Scientists reveal novel mechanism of plant immunity against viruses

Arginine methylation is an important post-translational modification involved in transcriptional regulation, RNA processing, DNA damage repair, and immune response. Protein arginine methyltransferases (PRMTs) are the evolutionarily conserved protein family responsible for catalyzing protein arginine methylation.

Plant PRMTs affect plant development and stress response through transcriptional and post-transcriptional regulation. However, it remains largely unknown whether PRMTs are involved in plant disease resistance.

Chinese scientists established PRMT6-mediated arginine methylation of viral suppressor RNA silencing (VSR) as a novel mechanism of plant immunity against viruses. Their work, titled "Protein targeting methyltransferase 6 media antiviral immunity in plants," was published in Cell Host & Microbe on Aug. 5.

The siRNA-mediated antiviral gene silencing plays a key role in plant defense against viruses. VSRs encoded by viruses inhibit antiviral RNA silencing.

During plant-virus co-evolution, plants have evolved additional countering strategies to target VSR, such as autophagy and nucleotide-binding-leucine-rich repeat (NLR) containing immune receptor-mediated immunity.

Tomato bush stunt virus (TBSV)-encoded P19 is a well-studied VSR that promotes viral systemic movement by binding to the siRNA duplex.

A previous study by Professor Cao Xiaofeng's team found that PRMT6 overexpression could restore the phenotype of overexpressing P19 in Arabidopsis, while PRMT6 knockout exacerbates the phenotype of P19 overexpression. This suggests that PRMT6 in plants may play a role in antiviral responses.

Given that tomatoes are the natural host of TBSV, Cao's team collaborated with Professor Li Feng's team from Huazhong Agricultural University to further investigate the role of PRMT6 in tomato antiviral responses.

Through bioinformatics analysis, the scientists identified a tomato protein, SlyPRMT6, which is homologous to PRMT6 in humans and Arabidopsis. SlyPRMT6 knockout mutants displayed reduced tomato resistance to TBSV infection while SlyPRMT6 overexpression increased the TBSV resistance. This indicated that SlyPRMT6 plays a role in tomato antiviral responses.

Two PRMT6 alleles were then identified in the natural tomato population, showing a significant correlation with PRMT6 expression levels and TBSV resistance.
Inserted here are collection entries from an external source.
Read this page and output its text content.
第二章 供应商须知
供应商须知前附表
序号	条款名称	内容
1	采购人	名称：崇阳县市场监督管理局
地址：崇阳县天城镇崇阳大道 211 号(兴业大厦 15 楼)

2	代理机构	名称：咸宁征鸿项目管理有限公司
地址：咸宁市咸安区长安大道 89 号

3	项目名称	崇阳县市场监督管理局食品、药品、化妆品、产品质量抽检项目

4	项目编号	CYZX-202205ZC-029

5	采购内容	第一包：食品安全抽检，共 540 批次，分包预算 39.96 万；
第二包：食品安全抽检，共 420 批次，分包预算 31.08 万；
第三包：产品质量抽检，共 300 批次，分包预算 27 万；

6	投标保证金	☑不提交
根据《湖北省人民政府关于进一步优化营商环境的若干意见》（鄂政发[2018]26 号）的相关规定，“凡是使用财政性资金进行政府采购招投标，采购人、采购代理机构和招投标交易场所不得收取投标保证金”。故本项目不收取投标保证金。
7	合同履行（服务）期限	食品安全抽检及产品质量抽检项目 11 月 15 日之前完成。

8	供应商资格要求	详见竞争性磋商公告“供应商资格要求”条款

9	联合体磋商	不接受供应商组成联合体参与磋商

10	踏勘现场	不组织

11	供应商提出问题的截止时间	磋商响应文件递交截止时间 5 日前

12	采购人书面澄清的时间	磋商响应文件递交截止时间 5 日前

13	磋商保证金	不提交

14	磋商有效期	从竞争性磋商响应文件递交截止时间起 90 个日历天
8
This finding suggested that the allele associated with high expression could be valuable for resistance breeding.

Further analysis demonstrated that PRMT6 interacts with P19, inhibiting its VSR activity by reducing its capacity to bind siRNA. Mechanistic studies revealed that PRMT6 diminishes P19's affinity for siRNA by methylating residues R43 and R115, which is crucial for dimerization and siRNA duplex interaction.

Point mutations and transient expression experiments in Nicotiana benthamiana showed that mutations of R43 and R115 weaken P19's silencing suppressor function.
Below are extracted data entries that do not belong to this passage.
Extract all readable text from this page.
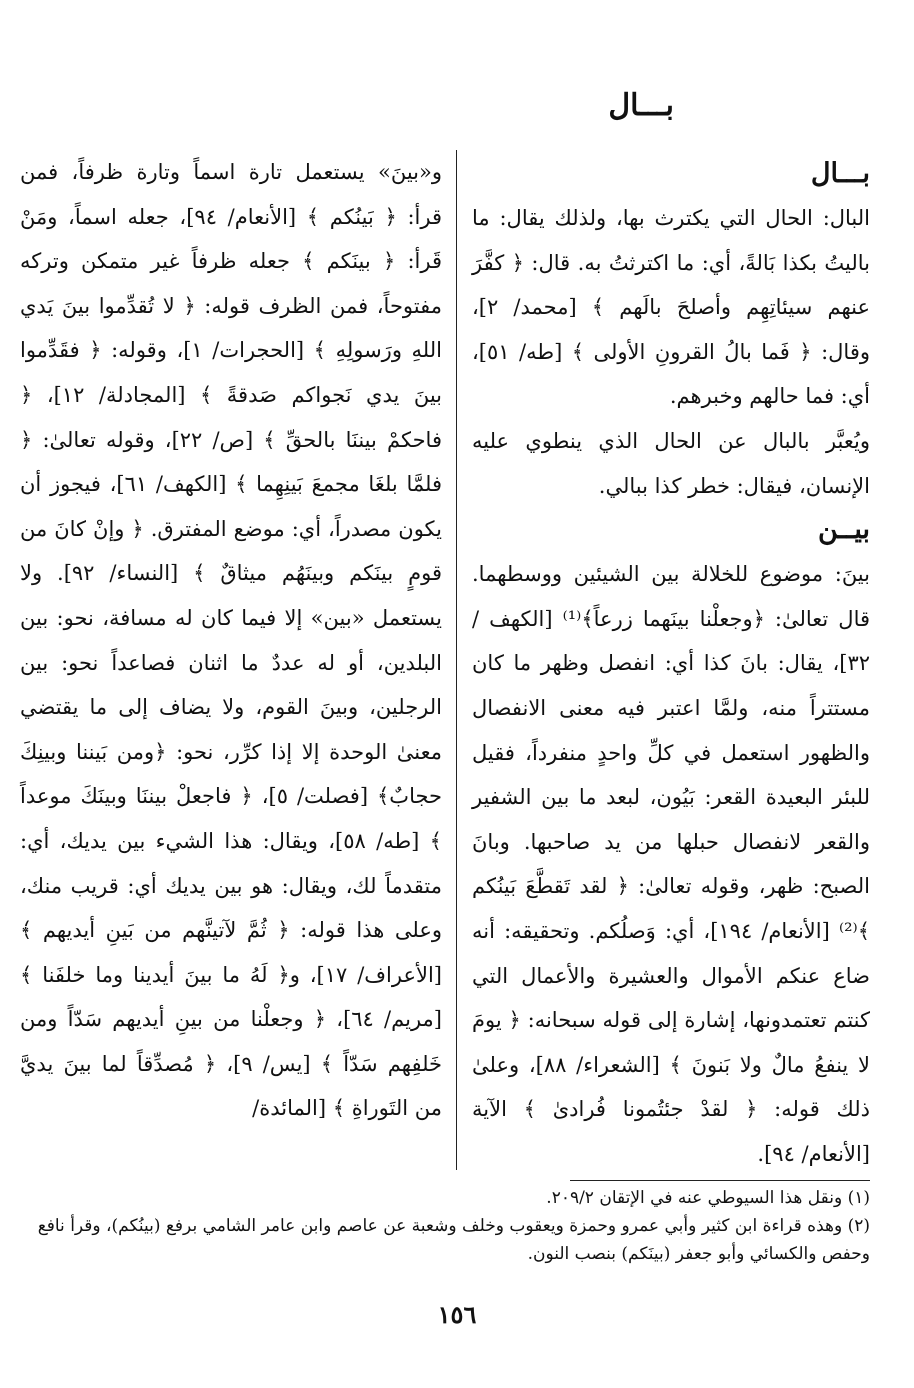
بـــال

بـــال

البال: الحال التي يكترث بها، ولذلك يقال: ما باليتُ بكذا بَالةً، أي: ما اكترثتُ به. قال: ﴿ كفَّرَ عنهم سيئاتِهِم وأصلحَ بالَهم ﴾ [محمد/ ٢]، وقال: ﴿ فَما بالُ القرونِ الأولى ﴾ [طه/ ٥١]، أي: فما حالهم وخبرهم.

ويُعبَّر بالبال عن الحال الذي ينطوي عليه الإنسان، فيقال: خطر كذا ببالي.

بيــن

بينَ: موضوع للخلالة بين الشيئين ووسطهما. قال تعالىٰ: ﴿وجعلْنا بينَهما زرعاً﴾⁽¹⁾ [الكهف / ٣٢]، يقال: بانَ كذا أي: انفصل وظهر ما كان مستتراً منه، ولمَّا اعتبر فيه معنى الانفصال والظهور استعمل في كلِّ واحدٍ منفرداً، فقيل للبئر البعيدة القعر: بَيُون، لبعد ما بين الشفير والقعر لانفصال حبلها من يد صاحبها. وبانَ الصبح: ظهر، وقوله تعالىٰ: ﴿ لقد تَقطَّعَ بَينُكم ﴾⁽²⁾ [الأنعام/ ١٩٤]، أي: وَصلُكم. وتحقيقه: أنه ضاع عنكم الأموال والعشيرة والأعمال التي كنتم تعتمدونها، إشارة إلى قوله سبحانه: ﴿ يومَ لا ينفعُ مالٌ ولا بَنونَ ﴾ [الشعراء/ ٨٨]، وعلىٰ ذلك قوله: ﴿ لقدْ جئتُمونا فُرادىٰ ﴾ الآية [الأنعام/ ٩٤].

و«بينَ» يستعمل تارة اسماً وتارة ظرفاً، فمن قرأ: ﴿ بَينُكم ﴾ [الأنعام/ ٩٤]، جعله اسماً، ومَنْ قَرأ: ﴿ بينَكم ﴾ جعله ظرفاً غير متمكن وتركه مفتوحاً، فمن الظرف قوله: ﴿ لا تُقدِّموا بينَ يَدي اللهِ ورَسولِهِ ﴾ [الحجرات/ ١]، وقوله: ﴿ فقَدِّموا بينَ يدي نَجواكم صَدقةً ﴾ [المجادلة/ ١٢]، ﴿ فاحكمْ بيننَا بالحقِّ ﴾ [ص/ ٢٢]، وقوله تعالىٰ: ﴿ فلمَّا بلغَا مجمعَ بَينِهِما ﴾ [الكهف/ ٦١]، فيجوز أن يكون مصدراً، أي: موضع المفترق. ﴿ وإنْ كانَ من قومٍ بينَكم وبينَهُم ميثاقٌ ﴾ [النساء/ ٩٢]. ولا يستعمل «بين» إلا فيما كان له مسافة، نحو: بين البلدين، أو له عددٌ ما اثنان فصاعداً نحو: بين الرجلين، وبينَ القوم، ولا يضاف إلى ما يقتضي معنىٰ الوحدة إلا إذا كرِّر، نحو: ﴿ومن بَيننا وبينِكَ حجابٌ﴾ [فصلت/ ٥]، ﴿ فاجعلْ بيننَا وبينَكَ موعداً ﴾ [طه/ ٥٨]، ويقال: هذا الشيء بين يديك، أي: متقدماً لك، ويقال: هو بين يديك أي: قريب منك، وعلى هذا قوله: ﴿ ثُمَّ لآتينَّهم من بَينِ أيديهم ﴾ [الأعراف/ ١٧]، و﴿ لَهُ ما بينَ أيدينا وما خلفَنا ﴾ [مريم/ ٦٤]، ﴿ وجعلْنا من بينِ أيديهم سَدّاً ومن خَلفِهم سَدّاً ﴾ [يس/ ٩]، ﴿ مُصدِّقاً لما بينَ يديَّ من التَوراةِ ﴾ [المائدة/

(١) ونقل هذا السيوطي عنه في الإتقان ٢٠٩/٢.

(٢) وهذه قراءة ابن كثير وأبي عمرو وحمزة ويعقوب وخلف وشعبة عن عاصم وابن عامر الشامي برفع (بينُكم)، وقرأ نافع وحفص والكسائي وأبو جعفر (بينَكم) بنصب النون.

١٥٦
Subsequent yeast two-hybrid and co-immunoprecipitation experiments, along with previous structural analysis of the P19-siRNA complex, revealed that SlyPRMT6 disrupts P19 homodimer formation by methylating arginine 43.

Moreover, methylation of arginine 115 impaired the binding of P19 dimers to siRNA, thereby compromising the silencing suppressor function of P19.

This study unveils a novel mechanism of PRMT6-mediated antiviral immunity, complementing the unknown NLR-mediated immunity and autophagy pathways.